There is a whole different blog to be had on the ins and outs of planning law but on Thursday, Woking Borough Council’s executive will make a decision on whether to process to consultation with the current Core Strategy for the Local Development Framework - the document on which all planning decisions in the future will be based.

There was nothing really wrong with the old system – the Borough Plan – but that didn’t keep enough people employed so the government has decided to change the system to make it twice as big and complex. There are a great many issues that come from the draft document, most of them hidden away so that very few people will notice.

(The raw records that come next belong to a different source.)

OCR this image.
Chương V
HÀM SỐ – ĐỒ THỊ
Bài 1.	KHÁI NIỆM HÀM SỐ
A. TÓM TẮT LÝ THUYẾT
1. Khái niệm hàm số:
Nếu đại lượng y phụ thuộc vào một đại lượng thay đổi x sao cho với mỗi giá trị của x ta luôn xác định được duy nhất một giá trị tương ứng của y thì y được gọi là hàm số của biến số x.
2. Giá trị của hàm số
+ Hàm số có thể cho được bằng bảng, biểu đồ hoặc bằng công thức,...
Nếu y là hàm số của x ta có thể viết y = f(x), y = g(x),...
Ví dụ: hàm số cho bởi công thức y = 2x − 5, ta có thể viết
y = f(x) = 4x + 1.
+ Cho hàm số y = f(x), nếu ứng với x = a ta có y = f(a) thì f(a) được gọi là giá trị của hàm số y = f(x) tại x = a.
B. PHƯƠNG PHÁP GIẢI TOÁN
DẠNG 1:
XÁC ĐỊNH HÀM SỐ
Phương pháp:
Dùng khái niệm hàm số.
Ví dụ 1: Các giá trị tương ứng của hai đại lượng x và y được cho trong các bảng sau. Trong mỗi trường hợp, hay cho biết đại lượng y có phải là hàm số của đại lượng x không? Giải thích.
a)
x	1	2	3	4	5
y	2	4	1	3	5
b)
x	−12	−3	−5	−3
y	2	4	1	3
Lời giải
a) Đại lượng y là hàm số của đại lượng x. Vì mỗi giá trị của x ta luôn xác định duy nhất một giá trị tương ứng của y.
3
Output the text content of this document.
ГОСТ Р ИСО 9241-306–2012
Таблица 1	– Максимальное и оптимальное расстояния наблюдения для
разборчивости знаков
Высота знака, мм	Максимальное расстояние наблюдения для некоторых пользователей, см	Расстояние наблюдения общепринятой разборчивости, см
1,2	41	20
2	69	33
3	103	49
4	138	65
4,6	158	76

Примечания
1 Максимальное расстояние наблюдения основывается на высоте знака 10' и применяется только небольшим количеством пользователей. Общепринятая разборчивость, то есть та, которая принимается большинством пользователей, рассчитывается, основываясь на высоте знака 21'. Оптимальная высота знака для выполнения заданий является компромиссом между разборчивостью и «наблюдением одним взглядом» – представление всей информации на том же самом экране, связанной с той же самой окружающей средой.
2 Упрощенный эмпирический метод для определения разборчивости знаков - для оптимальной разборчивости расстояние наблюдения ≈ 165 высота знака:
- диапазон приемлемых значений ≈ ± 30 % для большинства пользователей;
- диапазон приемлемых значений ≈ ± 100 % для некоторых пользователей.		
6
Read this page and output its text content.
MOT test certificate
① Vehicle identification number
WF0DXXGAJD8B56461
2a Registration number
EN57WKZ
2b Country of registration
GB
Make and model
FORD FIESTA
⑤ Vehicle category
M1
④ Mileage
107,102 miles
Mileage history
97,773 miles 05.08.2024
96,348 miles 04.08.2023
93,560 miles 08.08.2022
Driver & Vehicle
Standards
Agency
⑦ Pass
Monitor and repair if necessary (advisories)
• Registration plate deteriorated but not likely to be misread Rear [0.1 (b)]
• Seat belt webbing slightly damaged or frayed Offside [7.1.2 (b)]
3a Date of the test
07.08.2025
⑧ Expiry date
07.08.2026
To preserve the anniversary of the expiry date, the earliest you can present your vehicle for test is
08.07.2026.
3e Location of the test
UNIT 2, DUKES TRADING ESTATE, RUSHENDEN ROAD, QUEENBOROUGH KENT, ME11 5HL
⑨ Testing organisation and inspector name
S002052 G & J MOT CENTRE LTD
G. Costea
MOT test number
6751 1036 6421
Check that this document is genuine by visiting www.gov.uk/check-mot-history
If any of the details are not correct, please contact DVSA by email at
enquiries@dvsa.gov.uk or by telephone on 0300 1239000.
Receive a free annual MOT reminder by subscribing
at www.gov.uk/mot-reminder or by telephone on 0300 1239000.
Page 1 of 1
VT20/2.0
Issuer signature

To my mind, two in particular are important for Horsell – the loss of the Urban Areas of Special Residential Character (UASRC) and the increase in minimum density.

I have lived in two flats in Woking – one on Claremont Avenue and another on Horsell Rise – that were both the result of the dreaded development. Therefore, I don’t really have as much of an issue with it as some. But I do think we must protect areas of particular interest and quality from development. Such areas might include the Edwardian charm of Walden’s Park Road and Manor Road in the west and the tree-lined maturity of Wheatsheaf Close and Orchard Drive in the east.

Under the old UASRC system, whatever replaced a house had to be of equal or better quality in the minds of officers to be approved. This wasn’t a bar to development but at least it presented a benchmark – no longer.

In addition, the current average population density in Woking is 14.4 people per hectare. Bearing in mind that 60% of the borough is green belt, the new housing density laid down by government is at least 30 dwellings per hectare (but preferably more). If we assume that most people live in the 40% that isn’t green belt and say that around 30-35 people per hectare live in land open for development, that’s pretty much one house for every person. Eh?

It’s only a draft and there is detailed policy still to formulate. But there is a risk that in the rush to meet targets areas in Horsell that previously considered themselves outside the reach of developers could become less so.

My personal view is that dogmatic refusal to countenance development detracts from the real fight to preserve the character of prized areas. But preserve it we certainly must.